Need help with pipeline deadlock - Page 3

benz__alexander · ‎11-11-2008

Hi everyone,

I have a problem concerning proper termination of pipelines and I'm running out of ideas on where the problem might be.

The setup is as follows. I have one class that handles loading and decompressing of video streams. This process is realised via the TBB pipeline mechanism. Once the start() method of my class is called, it begins loading and decompressing frames and delivers them to a follow-up component.

Calling start on the class spawns a thread which initialized the scheduler and calls pipeline.run() (which blocks until the pipeline is done). Calling stop on the class tells the first tbb::filter to stop loading frames and to return with NULL (to terminate the pipeline). There are multiple instances of this class running (with different input streams).

The problem I have is that once in a while when calling stop, the first filter returns with NULL but the pipeline is not stopped which results in the main thread method (the one that called pipeline::run()) not returning.

Inspecting the threads, there are a couple of tasks waiting :

tbb::internal::GenericScheduler::wait_while_pool_is_empty ()

but none of the threads hangs in the instance that blocks.

Any help is apreciated,

- ALex

Dmitry_Vyukov · ‎12-04-2008

Quoting - Arch Robison (Intel)

We won't know the answer to that until we try it out. If the stall issue turns out to be significant, we may have to create >P software threads on a system with P hardware threads, and somehow block/unblock the software threads so that there are only P running at at time. Or maybe it will turn out that a little occasional oversubscription is not a big problem. There's much to be learned by implementing and trying it out.

Context switches are indeed cheap now. So limited oversubscription can be the answer.
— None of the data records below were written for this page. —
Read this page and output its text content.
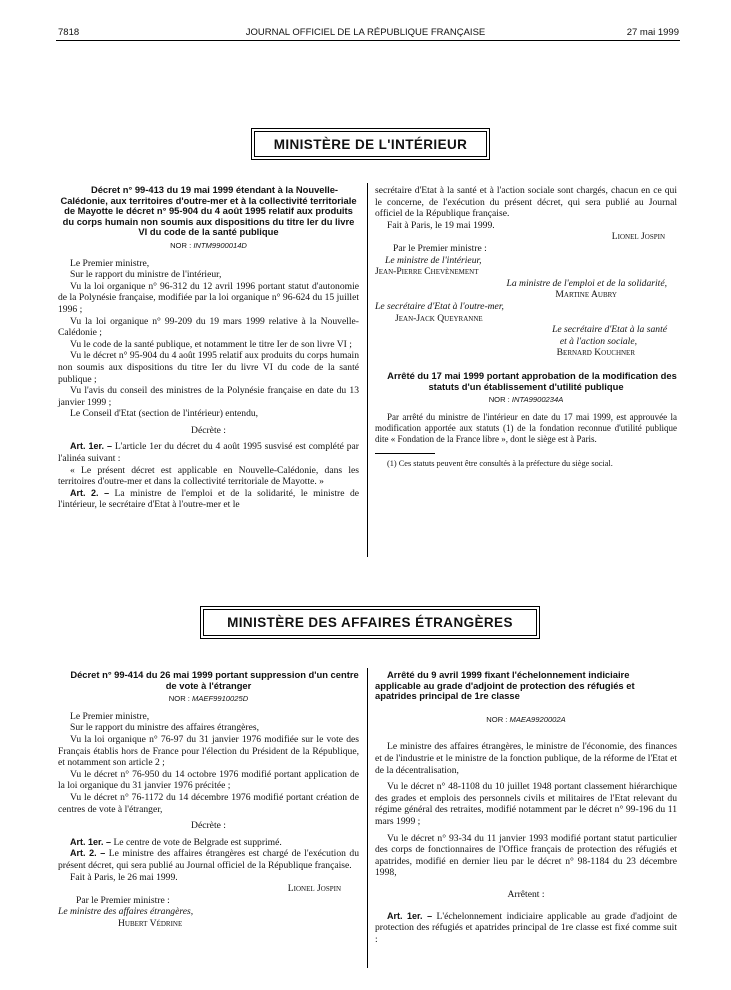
7818	JOURNAL OFFICIEL DE LA RÉPUBLIQUE FRANÇAISE	27 mai 1999
MINISTÈRE DE L'INTÉRIEUR

Décret n° 99-413 du 19 mai 1999 étendant à la Nouvelle-Calédonie, aux territoires d'outre-mer et à la collectivité territoriale de Mayotte le décret n° 95-904 du 4 août 1995 relatif aux produits du corps humain non soumis aux dispositions du titre Ier du livre VI du code de la santé publique

NOR : INTM9900014D

Le Premier ministre,

Sur le rapport du ministre de l'intérieur,

Vu la loi organique n° 96-312 du 12 avril 1996 portant statut d'autonomie de la Polynésie française, modifiée par la loi organique n° 96-624 du 15 juillet 1996 ;

Vu la loi organique n° 99-209 du 19 mars 1999 relative à la Nouvelle-Calédonie ;

Vu le code de la santé publique, et notamment le titre Ier de son livre VI ;

Vu le décret n° 95-904 du 4 août 1995 relatif aux produits du corps humain non soumis aux dispositions du titre Ier du livre VI du code de la santé publique ;

Vu l'avis du conseil des ministres de la Polynésie française en date du 13 janvier 1999 ;

Le Conseil d'Etat (section de l'intérieur) entendu,

Décrète :

Art. 1er. – L'article 1er du décret du 4 août 1995 susvisé est complété par l'alinéa suivant :

« Le présent décret est applicable en Nouvelle-Calédonie, dans les territoires d'outre-mer et dans la collectivité territoriale de Mayotte. »

Art. 2. – La ministre de l'emploi et de la solidarité, le ministre de l'intérieur, le secrétaire d'Etat à l'outre-mer et le

secrétaire d'Etat à la santé et à l'action sociale sont chargés, chacun en ce qui le concerne, de l'exécution du présent décret, qui sera publié au Journal officiel de la République française.

Fait à Paris, le 19 mai 1999.

Lionel Jospin

Par le Premier ministre :

Le ministre de l'intérieur,

Jean-Pierre Chevènement

La ministre de l'emploi et de la solidarité,

Martine Aubry

Le secrétaire d'Etat à l'outre-mer,

Jean-Jack Queyranne

Le secrétaire d'Etat à la santé

et à l'action sociale,

Bernard Kouchner

Arrêté du 17 mai 1999 portant approbation de la modification des statuts d'un établissement d'utilité publique

NOR : INTA9900234A

Par arrêté du ministre de l'intérieur en date du 17 mai 1999, est approuvée la modification apportée aux statuts (1) de la fondation reconnue d'utilité publique dite « Fondation de la France libre », dont le siège est à Paris.

(1) Ces statuts peuvent être consultés à la préfecture du siège social.

MINISTÈRE DES AFFAIRES ÉTRANGÈRES

Décret n° 99-414 du 26 mai 1999 portant suppression d'un centre de vote à l'étranger

NOR : MAEF9910025D

Le Premier ministre,

Sur le rapport du ministre des affaires étrangères,

Vu la loi organique n° 76-97 du 31 janvier 1976 modifiée sur le vote des Français établis hors de France pour l'élection du Président de la République, et notamment son article 2 ;

Vu le décret n° 76-950 du 14 octobre 1976 modifié portant application de la loi organique du 31 janvier 1976 précitée ;

Vu le décret n° 76-1172 du 14 décembre 1976 modifié portant création de centres de vote à l'étranger,

Décrète :

Art. 1er. – Le centre de vote de Belgrade est supprimé.

Art. 2. – Le ministre des affaires étrangères est chargé de l'exécution du présent décret, qui sera publié au Journal officiel de la République française.

Fait à Paris, le 26 mai 1999.

Lionel Jospin

Par le Premier ministre :

Le ministre des affaires étrangères,

Hubert Védrine

Arrêté du 9 avril 1999 fixant l'échelonnement indiciaire applicable au grade d'adjoint de protection des réfugiés et apatrides principal de 1re classe

NOR : MAEA9920002A

Le ministre des affaires étrangères, le ministre de l'économie, des finances et de l'industrie et le ministre de la fonction publique, de la réforme de l'Etat et de la décentralisation,

Vu le décret n° 48-1108 du 10 juillet 1948 portant classement hiérarchique des grades et emplois des personnels civils et militaires de l'Etat relevant du régime général des retraites, modifié notamment par le décret n° 99-196 du 11 mars 1999 ;

Vu le décret n° 93-34 du 11 janvier 1993 modifié portant statut particulier des corps de fonctionnaires de l'Office français de protection des réfugiés et apatrides, modifié en dernier lieu par le décret n° 98-1184 du 23 décembre 1998,

Arrêtent :

Art. 1er. – L'échelonnement indiciaire applicable au grade d'adjoint de protection des réfugiés et apatrides principal de 1re classe est fixé comme suit :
But there are other problems - most notably per thread memory cosnumption in scalable alloc (it seems that then you nevertheless will have to add something like scalable_alloc_flush()), and other per-thread resources (stack, maybe some user per-thread resources).
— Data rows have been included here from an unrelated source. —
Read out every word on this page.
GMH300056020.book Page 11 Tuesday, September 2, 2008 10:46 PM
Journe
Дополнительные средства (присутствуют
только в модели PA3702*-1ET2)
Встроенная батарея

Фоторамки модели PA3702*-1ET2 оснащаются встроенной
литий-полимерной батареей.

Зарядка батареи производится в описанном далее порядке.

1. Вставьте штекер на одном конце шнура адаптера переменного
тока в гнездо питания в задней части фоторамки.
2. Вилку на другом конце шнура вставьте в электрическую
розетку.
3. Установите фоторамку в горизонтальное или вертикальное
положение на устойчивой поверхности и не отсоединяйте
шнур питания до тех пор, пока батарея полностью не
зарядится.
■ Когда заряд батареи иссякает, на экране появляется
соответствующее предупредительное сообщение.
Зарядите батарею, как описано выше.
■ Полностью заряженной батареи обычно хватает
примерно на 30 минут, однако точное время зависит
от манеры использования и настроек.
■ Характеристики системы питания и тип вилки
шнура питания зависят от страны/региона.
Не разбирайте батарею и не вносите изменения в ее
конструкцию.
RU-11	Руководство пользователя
Dmitry_Vyukov · ‎12-04-2008

Quoting - Dmitriy Vyukov

A way to implementthe policyis to prevent threads from simultaneously having two employers ("moonlighting"). The formal rules are:

A thread is either employed by a thread (possibly itself) or unemployed.
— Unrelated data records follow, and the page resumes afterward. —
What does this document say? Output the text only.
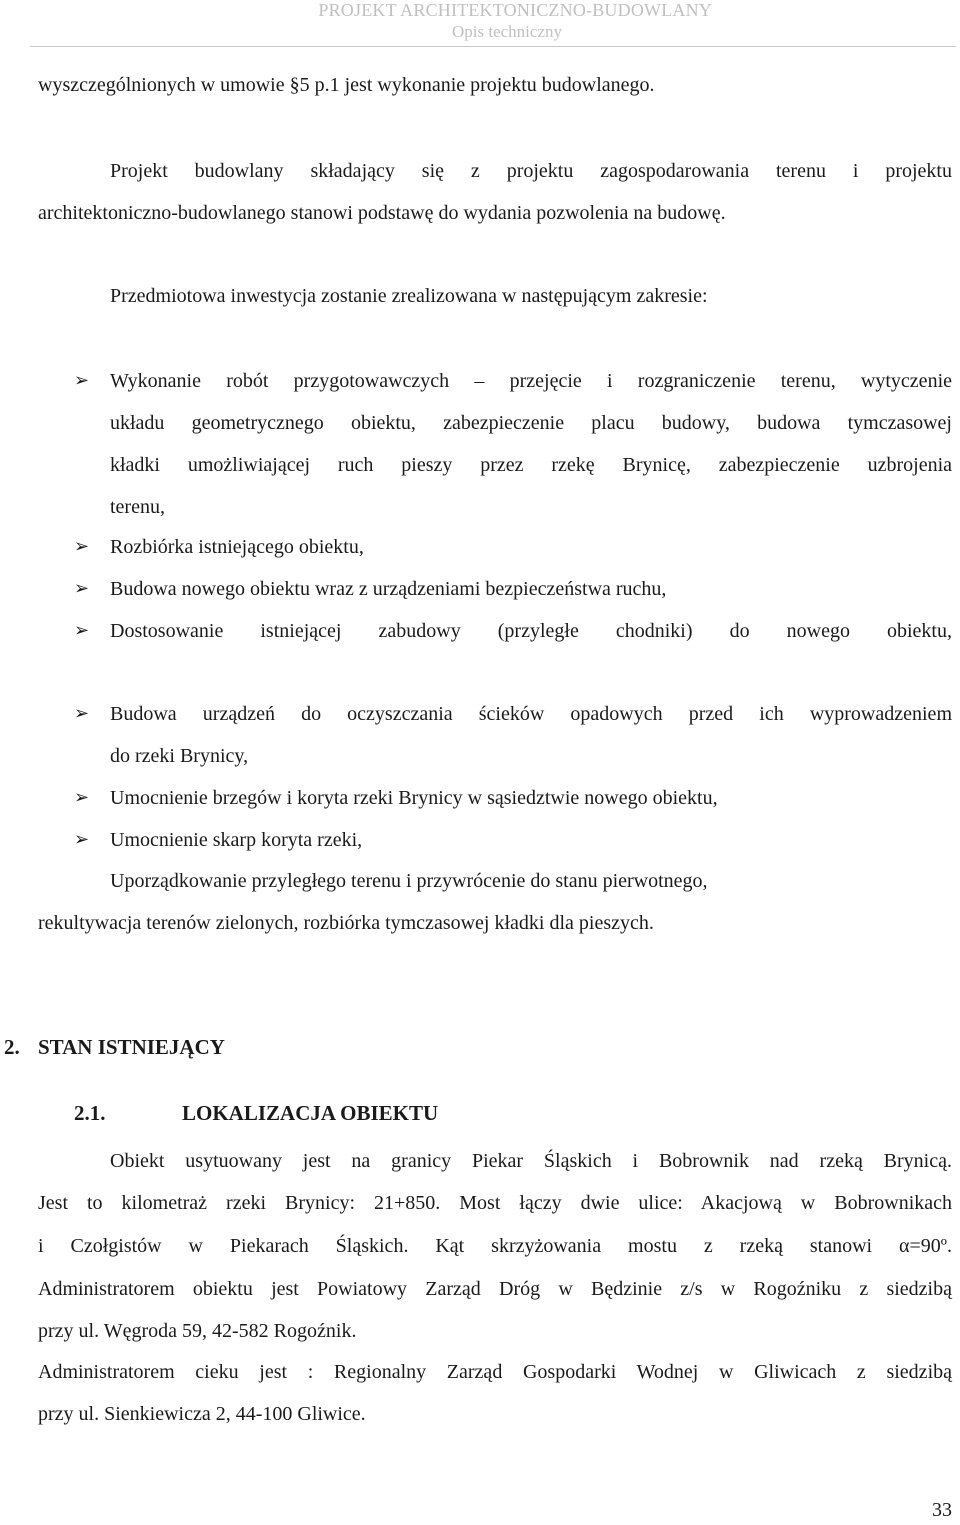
PROJEKT ARCHITEKTONICZNO-BUDOWLANY
Opis techniczny
wyszczególnionych w umowie §5 p.1 jest wykonanie projektu budowlanego.
Projekt budowlany składający się z projektu zagospodarowania terenu i projektu
architektoniczno-budowlanego stanowi podstawę do wydania pozwolenia na budowę.
Przedmiotowa inwestycja zostanie zrealizowana w następującym zakresie:
➢ Wykonanie robót przygotowawczych – przejęcie i rozgraniczenie terenu, wytyczenie
układu geometrycznego obiektu, zabezpieczenie placu budowy, budowa tymczasowej
kładki umożliwiającej ruch pieszy przez rzekę Brynicę, zabezpieczenie uzbrojenia
terenu,
➢ Rozbiórka istniejącego obiektu,
➢ Budowa nowego obiektu wraz z urządzeniami bezpieczeństwa ruchu,
➢ Dostosowanie istniejącej zabudowy (przyległe chodniki) do nowego obiektu,
➢ Budowa urządzeń do oczyszczania ścieków opadowych przed ich wyprowadzeniem
do rzeki Brynicy,
➢ Umocnienie brzegów i koryta rzeki Brynicy w sąsiedztwie nowego obiektu,
➢ Umocnienie skarp koryta rzeki,
Uporządkowanie przyległego terenu i przywrócenie do stanu pierwotnego,
rekultywacja terenów zielonych, rozbiórka tymczasowej kładki dla pieszych.
2. STAN ISTNIEJĄCY
2.1.	LOKALIZACJA OBIEKTU
Obiekt usytuowany jest na granicy Piekar Śląskich i Bobrownik nad rzeką Brynicą.
Jest to kilometraż rzeki Brynicy: 21+850. Most łączy dwie ulice: Akacjową w Bobrownikach
i Czołgistów w Piekarach Śląskich. Kąt skrzyżowania mostu z rzeką stanowi α=90º.
Administratorem obiektu jest Powiatowy Zarząd Dróg w Będzinie z/s w Rogoźniku z siedzibą
przy ul. Węgroda 59, 42-582 Rogoźnik.
Administratorem cieku jest : Regionalny Zarząd Gospodarki Wodnej w Gliwicach z siedzibą
przy ul. Sienkiewicza 2, 44-100 Gliwice.
33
A master thread is always employed by itself.

A worker thread is unemployed if it is not running any tasks and its task pool is empty. Otherwise a worker is employed.

A worker can change from unemployed to employed by stealing work. The employer of the thief is the employer of the victim. This rule also covers tasks obtained via advertisements in a thread's mailbox.

For two distinct employers X and Y,a thief employed by X cannot steal a task from avictim employed by Y.

And why not just add additional check into inner-most master-thread loop? Now it looks like:

void master_thread_loop()
{
for (;;)

{
while (task* t = pop_from_my_stack())
{
process(t);
}

if (parent_task->reference_counter == 0)

break;

steal_and_block_and_etc();

}
}

Loop must be modified this way:

void master_thread_loop()
{
for (;;)

{
while (task* t = pop_from_my_stack())
{
process(t);

if (parent_task->reference_counter == 0)

break;

}

if (parent_task->reference_counter == 0)

break;

steal_and_block_and_etc();

}

if (my_stack_is_not_empty)

transfer_my_stack_to_somewhere();
}

I believe this will also fix the problem. But... hmmm... this looks simpler, and additional overheads in inner-most loop are negligible. And there will be no induced stalls, and no oversubscription, and no additional memory consumption in scalable alloc.

Master thread is just free to exit the game as soon as it wants.

What do you think?

IIRC I've seen something similar in Doug Lea's Java Fork/Join Framework (which is also Cilk clone).

Dmitry_Vyukov · ‎12-04-2008

Well, worker threads can (must?) also check parent tasks' counter more frequently, but only in recursive scheduler loops. And master threads must transfer their uncompleted tasks only in non-recursive scheduler loops. So here is patched version:

void scheduler_loop()
{
for (;;)

{
while (task* t = pop_from_my_stack())
{
process(t);

if ((recursive || master) && parent_task->reference_counter == 0)

break;

}

if (parent_task->reference_counter == 0)

break;

steal_and_block_and_etc();

}

if (recursive && my_stack_is_not_empty)

transfer_my_stack_to_somewhere();
}

I've not worker out all the details, but I beleive the idea is working.

RafSchietekat · ‎12-05-2008

"What do you think?" I think that I don't understand what you're trying to do, but maybe I'm the only one? (I am a bit distracted by very strange problems on the way to floating-point atomics, where I only recently managed to solve a crash in optimised builds by using unions instead of reinterpret_cast(), even before any floating-point type was in sight, so that g++ version I'm using is looking mighty suspicious to me now.)